Liputan6.com, Yogyakarta Banyak yang memprediksi ekonomi global tahun 2023 akan memburuk dengan risiko resesi dan tingkat inflasi tinggi. Dosen Fakultas Ekonomika dan Bisnis (FEB) UGM, Eddy Junarsin, mengatakan ancaman resesi global 2023 mendatang perlu adanya kebijakan ekonomi makro Indonesia lebih ketat untuk mengatasi dampaknya.
“Harapannya resesi global tidak terjadi. Mudah-mudahan koordinasi global lebih baik sehingga pemulihan menjadi lebih cepat,” kata Eddy, Rabu 14 Desember 2022.
Eddy mengatakan semua negara di dunia termasuk Indonesia telah mengalami resesi sejak awal pandemi. Kondisi ini menurut Eddy bisa menjadi penyebab krisis dan resesi pada tahun depan.
Advertisement
Baca Juga
Melihat kondisi krisis dan ancaman resesi global 2023 ini setiap negara memiliki solusi yang hampir sama, yakni bank sentral membeli surat berharga yang diterbitkan oleh pemerintah. Lalu dana tersebut digunakan pemerintah untuk mendongkrak agar ekonomi bisa tumbuh kembali.

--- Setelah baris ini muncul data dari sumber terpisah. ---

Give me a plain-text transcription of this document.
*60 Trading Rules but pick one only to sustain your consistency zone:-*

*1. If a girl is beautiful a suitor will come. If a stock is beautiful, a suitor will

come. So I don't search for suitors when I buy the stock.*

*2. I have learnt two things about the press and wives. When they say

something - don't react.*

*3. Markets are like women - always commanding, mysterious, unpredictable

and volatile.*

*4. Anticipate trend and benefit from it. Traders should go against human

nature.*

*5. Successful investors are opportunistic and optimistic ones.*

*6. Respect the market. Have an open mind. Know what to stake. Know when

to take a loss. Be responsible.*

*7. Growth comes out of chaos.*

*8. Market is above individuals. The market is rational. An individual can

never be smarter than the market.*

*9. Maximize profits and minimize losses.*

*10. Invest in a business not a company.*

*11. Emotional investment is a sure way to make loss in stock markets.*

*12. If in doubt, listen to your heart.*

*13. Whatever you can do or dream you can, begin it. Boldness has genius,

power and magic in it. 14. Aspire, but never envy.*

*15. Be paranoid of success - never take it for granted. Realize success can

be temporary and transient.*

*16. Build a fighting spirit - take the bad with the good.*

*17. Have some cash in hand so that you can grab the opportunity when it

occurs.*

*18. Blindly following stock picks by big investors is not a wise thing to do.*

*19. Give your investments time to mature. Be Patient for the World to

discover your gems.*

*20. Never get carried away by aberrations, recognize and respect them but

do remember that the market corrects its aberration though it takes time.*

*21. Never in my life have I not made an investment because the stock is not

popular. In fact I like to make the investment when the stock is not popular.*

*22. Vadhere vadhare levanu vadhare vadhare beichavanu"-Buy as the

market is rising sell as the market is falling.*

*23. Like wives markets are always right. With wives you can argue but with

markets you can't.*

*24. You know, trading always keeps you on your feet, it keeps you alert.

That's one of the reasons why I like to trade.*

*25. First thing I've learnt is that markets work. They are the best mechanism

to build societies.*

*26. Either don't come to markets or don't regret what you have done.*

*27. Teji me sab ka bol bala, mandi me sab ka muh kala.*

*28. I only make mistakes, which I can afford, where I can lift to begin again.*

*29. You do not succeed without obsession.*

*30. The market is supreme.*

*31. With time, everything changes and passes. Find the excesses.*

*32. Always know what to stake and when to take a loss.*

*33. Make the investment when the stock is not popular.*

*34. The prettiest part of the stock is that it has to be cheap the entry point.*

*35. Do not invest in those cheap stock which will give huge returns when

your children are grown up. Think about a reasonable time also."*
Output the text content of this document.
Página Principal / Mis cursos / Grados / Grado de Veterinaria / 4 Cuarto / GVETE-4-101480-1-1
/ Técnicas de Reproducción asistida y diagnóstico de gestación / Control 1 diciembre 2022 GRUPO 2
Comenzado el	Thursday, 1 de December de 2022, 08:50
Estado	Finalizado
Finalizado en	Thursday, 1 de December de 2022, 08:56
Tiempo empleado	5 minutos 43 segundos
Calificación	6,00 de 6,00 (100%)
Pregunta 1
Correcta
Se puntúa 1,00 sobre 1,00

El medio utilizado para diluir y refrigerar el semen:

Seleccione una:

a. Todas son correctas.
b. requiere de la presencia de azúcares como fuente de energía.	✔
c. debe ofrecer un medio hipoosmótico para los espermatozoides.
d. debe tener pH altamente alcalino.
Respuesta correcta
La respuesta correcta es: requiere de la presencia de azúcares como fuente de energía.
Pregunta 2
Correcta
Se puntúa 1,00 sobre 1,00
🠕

“Bila krisis sudah lewat, selalu ada efek samping. Hampir sama seperti kita bila minum obat. Biasanya yang akan terjadi adalah peredaran uang yang lebih banyak, akan terjadi inflasi dan agak melonjak, seberapa lama kondisi ini terjadi, itu yang perlu diatur,” ujarnya.
Eddy menjelaskankan kondisi secara global, rata-rata inflasi negara mencapai 9,2 persen. Saat ini tingkat inflasi negara eropa akibat dampak perang Rusia dan Ukraina mencapai 10 persen sedangkan Amerika Serikat mencapai 7,1 persen.
“Negara maju seperti amerika tingkat inflasinya sampai 9 persen. Sekarang 7,1 persen. Turun 1 hingga 2,5 persen saja mereka sangat senang. Eropa sekarang (inflasi) 10 persen. Indonesia sekitar 5,42 inflasinya, lebih moderat daripada negara maju,” ujarnya.
Waspada Ancaman Resesi
Sementara tingkat pertumbuhan ekonomi yang tumbuh diangkat 5,3 rata rata per tahun dalam enam kuartal terakhir menurutnya merupakan prestasi tersendiri, pasalnya Indonesia mengalami pertumbuhan ekonomi yang negatif dalam dua kuartal di masa awal pandemi lalu.
“Sekarang pertumbuhan menjadi positif. Tentu ini bukan cerminan hasil akhir, sebab berbagai faktor fundamental tidak selamanya kita kuat seperti yang kita bayangkan,” jelasnya.
Meski pertumbuhan ekonomi tinggi dan tingkat inflasi di angka 5 persen, pemerintah menurutnya tidak lekas berpuas diri sebaliknya tetap waspada terhadap ancaman resesi global 2023.
“Dibandingkan negara maju, kita bisa optimis sekali namun tetap hati hati. Saya kira pemerintah jura berhati hati terlihat dari pernyataan yang disampaikan berulang-ulang oleh Presiden dan menteri-menteri,” katanya.